Referring to the International Olympic Committee's decision to reinstate Russian athletes as neutrals, Gutzeit pointed out in March 2023 that "neither us nor them" are satisfied with the decision, with the Ukrainians ardently demanding a blanket ban, while the Russians claim the IOC criteria is humiliating, hypocritical, and russophobic.

Also in March 2023, Gutzeit said that Russia's invasion of Ukraine had so far killed 262 Ukrainian athletes, and destroyed 363 sports facilities in Ukraine.

In 2023, Gutzeit, who had competed with Russian Olympic Committee president Stanislav Pozdnyakov when they were teammates from Ukraine and Russia on the post-Soviet Unified Team at the 1992 Olympics, said he had only contempt for Pozdnyakov. He blames Pozdnyakov for vocally supporting Russia's invasion of Ukraine.
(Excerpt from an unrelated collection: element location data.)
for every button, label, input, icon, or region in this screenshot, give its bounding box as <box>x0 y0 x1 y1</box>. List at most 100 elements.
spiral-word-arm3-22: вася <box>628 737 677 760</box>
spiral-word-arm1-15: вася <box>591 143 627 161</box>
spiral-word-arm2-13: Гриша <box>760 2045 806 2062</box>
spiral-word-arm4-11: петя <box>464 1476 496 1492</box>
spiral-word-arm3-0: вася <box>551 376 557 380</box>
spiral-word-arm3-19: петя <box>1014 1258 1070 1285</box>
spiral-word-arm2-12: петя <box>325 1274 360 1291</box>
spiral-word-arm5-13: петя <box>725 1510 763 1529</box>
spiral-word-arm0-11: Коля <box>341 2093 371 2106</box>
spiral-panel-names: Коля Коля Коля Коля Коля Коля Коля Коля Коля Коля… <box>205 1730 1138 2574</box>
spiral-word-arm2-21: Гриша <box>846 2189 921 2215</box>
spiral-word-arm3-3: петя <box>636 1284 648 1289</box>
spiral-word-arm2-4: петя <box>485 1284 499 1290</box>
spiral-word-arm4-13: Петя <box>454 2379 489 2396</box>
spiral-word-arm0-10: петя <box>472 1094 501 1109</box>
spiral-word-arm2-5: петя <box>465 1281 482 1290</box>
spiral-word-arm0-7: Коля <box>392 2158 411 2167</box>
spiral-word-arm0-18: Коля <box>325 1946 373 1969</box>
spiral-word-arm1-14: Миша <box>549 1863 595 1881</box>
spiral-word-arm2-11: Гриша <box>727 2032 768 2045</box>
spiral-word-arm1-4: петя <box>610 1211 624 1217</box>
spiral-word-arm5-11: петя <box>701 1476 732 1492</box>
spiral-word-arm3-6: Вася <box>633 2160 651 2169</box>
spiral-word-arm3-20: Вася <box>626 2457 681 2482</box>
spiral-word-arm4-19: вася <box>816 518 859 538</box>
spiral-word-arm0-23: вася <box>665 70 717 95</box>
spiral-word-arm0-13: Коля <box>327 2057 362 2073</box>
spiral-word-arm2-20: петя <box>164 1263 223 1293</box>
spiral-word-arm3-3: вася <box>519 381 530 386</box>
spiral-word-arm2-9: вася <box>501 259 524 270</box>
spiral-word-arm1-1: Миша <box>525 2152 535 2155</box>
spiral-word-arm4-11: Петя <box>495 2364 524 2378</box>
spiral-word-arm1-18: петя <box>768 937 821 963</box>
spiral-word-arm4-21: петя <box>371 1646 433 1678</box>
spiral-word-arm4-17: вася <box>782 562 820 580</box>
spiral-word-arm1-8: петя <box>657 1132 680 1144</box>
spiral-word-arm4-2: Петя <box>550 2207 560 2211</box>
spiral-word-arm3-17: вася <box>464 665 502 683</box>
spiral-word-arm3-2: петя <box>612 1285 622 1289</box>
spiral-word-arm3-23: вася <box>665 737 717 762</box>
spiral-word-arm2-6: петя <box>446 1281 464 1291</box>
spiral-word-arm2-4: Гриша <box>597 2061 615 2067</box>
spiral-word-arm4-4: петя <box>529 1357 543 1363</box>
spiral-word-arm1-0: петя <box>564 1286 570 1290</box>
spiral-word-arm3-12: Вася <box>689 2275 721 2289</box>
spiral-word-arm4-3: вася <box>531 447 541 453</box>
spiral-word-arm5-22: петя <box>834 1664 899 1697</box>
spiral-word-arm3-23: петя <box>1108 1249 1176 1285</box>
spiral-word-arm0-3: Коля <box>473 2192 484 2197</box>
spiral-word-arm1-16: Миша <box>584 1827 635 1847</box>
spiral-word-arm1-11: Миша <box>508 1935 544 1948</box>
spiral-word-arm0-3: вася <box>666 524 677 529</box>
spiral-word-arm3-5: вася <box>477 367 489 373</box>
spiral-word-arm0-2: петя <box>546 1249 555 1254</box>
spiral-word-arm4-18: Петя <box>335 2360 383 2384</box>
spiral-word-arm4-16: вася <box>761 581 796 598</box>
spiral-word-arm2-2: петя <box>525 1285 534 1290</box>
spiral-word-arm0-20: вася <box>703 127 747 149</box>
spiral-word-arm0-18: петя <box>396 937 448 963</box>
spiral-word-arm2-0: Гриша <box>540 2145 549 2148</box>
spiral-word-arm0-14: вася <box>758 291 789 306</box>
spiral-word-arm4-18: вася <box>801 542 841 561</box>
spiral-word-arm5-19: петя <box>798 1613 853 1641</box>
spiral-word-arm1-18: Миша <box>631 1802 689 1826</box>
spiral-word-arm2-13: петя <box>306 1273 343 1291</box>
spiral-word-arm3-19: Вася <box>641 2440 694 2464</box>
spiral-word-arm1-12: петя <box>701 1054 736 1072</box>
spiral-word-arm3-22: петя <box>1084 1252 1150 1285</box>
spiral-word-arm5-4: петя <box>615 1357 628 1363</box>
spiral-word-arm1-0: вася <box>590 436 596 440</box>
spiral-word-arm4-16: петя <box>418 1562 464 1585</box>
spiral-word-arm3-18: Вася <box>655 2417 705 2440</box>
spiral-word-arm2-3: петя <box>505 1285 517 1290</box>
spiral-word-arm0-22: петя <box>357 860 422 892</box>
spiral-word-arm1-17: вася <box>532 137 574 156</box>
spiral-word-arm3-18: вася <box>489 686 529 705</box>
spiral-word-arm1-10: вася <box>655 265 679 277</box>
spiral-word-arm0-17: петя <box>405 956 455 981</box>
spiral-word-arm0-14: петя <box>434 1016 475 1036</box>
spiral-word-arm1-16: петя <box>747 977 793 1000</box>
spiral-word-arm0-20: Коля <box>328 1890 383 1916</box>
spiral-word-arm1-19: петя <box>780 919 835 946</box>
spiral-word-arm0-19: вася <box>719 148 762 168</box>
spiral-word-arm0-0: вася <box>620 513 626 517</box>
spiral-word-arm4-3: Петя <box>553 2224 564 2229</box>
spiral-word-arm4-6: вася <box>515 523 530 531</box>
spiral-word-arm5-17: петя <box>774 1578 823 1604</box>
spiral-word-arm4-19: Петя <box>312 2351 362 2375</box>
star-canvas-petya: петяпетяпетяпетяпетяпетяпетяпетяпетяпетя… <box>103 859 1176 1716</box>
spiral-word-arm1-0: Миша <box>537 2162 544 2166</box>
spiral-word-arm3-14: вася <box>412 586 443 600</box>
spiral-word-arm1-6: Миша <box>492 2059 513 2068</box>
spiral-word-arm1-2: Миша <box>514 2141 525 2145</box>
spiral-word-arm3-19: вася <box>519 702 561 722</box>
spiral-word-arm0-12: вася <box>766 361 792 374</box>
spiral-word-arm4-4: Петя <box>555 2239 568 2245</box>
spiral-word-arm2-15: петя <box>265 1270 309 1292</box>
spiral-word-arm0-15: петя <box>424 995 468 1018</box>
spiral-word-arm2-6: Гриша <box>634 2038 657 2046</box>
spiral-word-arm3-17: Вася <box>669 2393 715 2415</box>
Gutzeit said: "I don’t want to talk to him. I don’t want to know him at all. He is my enemy, who supports this war, who considers it an honor for athletes to take part in the war against Ukrainians, to kill Ukrainians. Therefore, for today and forever, this person does not exist for me.”

On 8 November 2023 Gutzeit requested his dismissal as minister, so he could focus more on his work in the National Olympic Committee of Ukraine. The Verkhovna Rada (Ukraine's national parliament) fired Gutzeit as Minister of Youth and Sports the following day. 243 Ukrainian MP's voted for his dismissal.

==President of the National Olympic Committee of Ukraine ==
In November 2022, Gutzeit was elected the new President of the National Olympic Committee of Ukraine, with 84% of the vote.